Publication year - 2014
Publication title -
echocardiography
Language(s) - English
Resource type - Journals
SCImago Journal Rank - 0.404
H-Index - 62
eISSN - 1540-8175
pISSN - 0742-2822
DOI - 10.1111/echo.12347
Subject(s) - medicine , cardiopulmonary bypass , cardiology , doppler imaging , diastole , perioperative , cardiac surgery , anesthesia , blood pressure
Background Right ventricular (RV) dysfunction is a well‐recognized complication of cardiopulmonary bypass surgery (CPB) in adults. Infants and neonates may also be at high risk for this due to immature myocardium.
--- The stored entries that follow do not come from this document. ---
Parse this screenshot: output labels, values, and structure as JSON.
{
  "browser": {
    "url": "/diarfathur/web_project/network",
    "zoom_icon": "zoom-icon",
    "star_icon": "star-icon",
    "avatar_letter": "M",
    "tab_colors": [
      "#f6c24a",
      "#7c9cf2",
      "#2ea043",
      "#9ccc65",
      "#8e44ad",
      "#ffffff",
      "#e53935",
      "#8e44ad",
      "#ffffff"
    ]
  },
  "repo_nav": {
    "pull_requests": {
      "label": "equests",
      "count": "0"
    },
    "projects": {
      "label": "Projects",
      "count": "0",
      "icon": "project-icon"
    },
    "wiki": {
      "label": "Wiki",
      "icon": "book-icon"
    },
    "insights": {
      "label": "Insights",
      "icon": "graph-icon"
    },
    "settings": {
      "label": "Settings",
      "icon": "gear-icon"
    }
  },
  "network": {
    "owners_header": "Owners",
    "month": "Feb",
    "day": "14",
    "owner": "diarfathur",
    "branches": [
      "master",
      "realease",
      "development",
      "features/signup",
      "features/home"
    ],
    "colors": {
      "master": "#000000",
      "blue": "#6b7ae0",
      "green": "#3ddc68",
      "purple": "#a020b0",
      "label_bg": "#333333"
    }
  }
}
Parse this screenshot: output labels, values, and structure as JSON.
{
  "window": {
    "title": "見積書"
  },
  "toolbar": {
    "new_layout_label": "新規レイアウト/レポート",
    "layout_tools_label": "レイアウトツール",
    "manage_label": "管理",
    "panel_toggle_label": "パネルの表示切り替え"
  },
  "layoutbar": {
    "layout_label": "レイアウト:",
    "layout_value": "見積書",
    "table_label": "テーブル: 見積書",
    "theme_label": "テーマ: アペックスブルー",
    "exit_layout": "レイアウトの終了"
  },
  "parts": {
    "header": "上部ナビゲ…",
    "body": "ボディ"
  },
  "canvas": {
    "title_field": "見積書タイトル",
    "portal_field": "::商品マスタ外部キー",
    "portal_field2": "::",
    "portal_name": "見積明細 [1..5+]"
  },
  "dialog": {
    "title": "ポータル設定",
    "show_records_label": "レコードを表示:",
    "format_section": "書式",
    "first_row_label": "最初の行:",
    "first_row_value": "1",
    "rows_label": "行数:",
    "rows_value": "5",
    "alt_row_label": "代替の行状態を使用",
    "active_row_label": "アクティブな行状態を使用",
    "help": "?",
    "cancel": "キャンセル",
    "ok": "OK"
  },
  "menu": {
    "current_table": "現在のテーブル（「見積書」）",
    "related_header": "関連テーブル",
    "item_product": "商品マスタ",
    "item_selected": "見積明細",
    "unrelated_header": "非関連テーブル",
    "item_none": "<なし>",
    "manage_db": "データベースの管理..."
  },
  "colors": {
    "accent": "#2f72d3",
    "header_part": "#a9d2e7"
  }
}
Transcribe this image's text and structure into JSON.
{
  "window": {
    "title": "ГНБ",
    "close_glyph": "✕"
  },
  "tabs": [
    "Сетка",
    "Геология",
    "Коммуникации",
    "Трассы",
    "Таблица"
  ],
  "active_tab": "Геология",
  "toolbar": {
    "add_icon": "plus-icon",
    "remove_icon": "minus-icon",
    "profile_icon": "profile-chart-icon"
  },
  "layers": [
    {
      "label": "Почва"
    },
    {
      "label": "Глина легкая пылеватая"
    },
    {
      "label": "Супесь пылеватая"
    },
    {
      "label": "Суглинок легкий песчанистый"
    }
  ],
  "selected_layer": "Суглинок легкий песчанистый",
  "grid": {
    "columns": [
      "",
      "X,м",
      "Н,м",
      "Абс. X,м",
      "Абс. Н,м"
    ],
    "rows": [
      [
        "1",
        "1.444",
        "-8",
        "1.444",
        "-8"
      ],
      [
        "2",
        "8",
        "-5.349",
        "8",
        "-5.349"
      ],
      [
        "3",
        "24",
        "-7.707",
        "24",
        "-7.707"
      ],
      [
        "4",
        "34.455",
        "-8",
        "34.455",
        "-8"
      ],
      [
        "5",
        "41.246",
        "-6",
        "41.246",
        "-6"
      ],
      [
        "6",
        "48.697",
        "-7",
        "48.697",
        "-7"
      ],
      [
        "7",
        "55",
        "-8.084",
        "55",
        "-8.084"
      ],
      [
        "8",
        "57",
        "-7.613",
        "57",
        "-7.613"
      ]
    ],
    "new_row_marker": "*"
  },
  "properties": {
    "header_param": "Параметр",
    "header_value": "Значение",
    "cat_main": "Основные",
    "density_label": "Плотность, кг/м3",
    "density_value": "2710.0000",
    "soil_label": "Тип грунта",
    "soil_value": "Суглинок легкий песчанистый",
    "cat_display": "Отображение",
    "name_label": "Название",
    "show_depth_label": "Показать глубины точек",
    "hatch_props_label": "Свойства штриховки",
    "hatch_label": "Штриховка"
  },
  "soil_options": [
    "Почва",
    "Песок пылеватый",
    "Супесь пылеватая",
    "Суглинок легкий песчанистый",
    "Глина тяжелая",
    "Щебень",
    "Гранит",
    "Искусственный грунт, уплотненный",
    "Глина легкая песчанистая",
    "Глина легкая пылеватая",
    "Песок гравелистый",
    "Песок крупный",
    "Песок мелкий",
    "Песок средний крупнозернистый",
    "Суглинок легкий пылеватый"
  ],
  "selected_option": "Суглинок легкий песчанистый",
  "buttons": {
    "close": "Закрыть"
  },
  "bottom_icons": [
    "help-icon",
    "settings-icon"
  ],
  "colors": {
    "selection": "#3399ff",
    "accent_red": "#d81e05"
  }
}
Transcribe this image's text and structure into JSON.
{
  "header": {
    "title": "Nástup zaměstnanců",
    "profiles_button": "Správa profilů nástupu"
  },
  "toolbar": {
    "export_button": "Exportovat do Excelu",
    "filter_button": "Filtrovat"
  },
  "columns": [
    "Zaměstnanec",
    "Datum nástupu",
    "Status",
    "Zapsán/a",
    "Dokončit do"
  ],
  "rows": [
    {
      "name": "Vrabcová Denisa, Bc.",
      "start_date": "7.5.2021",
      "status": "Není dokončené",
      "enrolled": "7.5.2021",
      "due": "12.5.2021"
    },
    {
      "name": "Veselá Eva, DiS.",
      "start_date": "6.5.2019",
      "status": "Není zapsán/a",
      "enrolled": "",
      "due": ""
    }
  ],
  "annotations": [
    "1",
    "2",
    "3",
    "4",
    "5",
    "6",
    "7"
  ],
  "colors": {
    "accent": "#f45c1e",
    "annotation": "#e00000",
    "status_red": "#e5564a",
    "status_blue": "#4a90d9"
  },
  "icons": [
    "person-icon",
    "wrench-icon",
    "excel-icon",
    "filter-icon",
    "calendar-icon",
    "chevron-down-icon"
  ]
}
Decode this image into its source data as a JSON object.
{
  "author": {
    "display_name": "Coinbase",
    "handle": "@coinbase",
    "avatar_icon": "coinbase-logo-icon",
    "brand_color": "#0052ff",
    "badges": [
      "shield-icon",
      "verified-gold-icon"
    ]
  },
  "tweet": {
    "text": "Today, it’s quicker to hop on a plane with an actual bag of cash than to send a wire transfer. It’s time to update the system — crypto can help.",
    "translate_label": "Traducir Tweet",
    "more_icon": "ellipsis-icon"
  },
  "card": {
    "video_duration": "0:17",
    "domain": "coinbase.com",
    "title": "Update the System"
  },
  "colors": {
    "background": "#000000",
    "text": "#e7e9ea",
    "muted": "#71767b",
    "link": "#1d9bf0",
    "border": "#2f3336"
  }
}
Conventional assessment of RV function is just qualitative, but novel tissue Doppler echocardiographic (TDI) markers including peak systolic strain rate (SR) and isovolumic contraction acceleration (IVA) permit noninvasive quantitation of RV function. This study assessed myocardial velocities, IVA and SR in infants and neonates undergoing open heart surgery using TDI to study regional myocardial function perioperatively. Methods Transthoracic TDI data were obtained in the OR before and 24 hours post‐CPB on 53 consecutive infants (age 0.39 ± 0.23 years). They were followed with TDI through hospital discharge. Results Mean CPB time was 87 ± 49 min (cross‐clamp 52 ± 26 min). Peak systolic (S TDI ) and diastolic myocardial velocities (E TDI , A TDI ), IVA, and peak SR were recorded in RV and LV from standard views for offline analysis. Postoperatively, LV systolic function and diastolic longitudinal function were unchanged or improved from baseline. LV radial velocities were increased postoperatively indicating adequate support. In contrast, RV longitudinal systolic and diastolic function was significantly diminished after CPB. RV changes persisted through hospital discharge. Conclusions In infants and neonates, perioperative measurements of systolic and diastolic tissue Doppler parameters are feasible and revealed significant RV systolic and diastolic dysfunction post‐CPB with preserved LV function. As such, TDI provides a sensitive tool to monitor the infant heart after CPB and may potentially be useful to assess different myocardial protection strategies.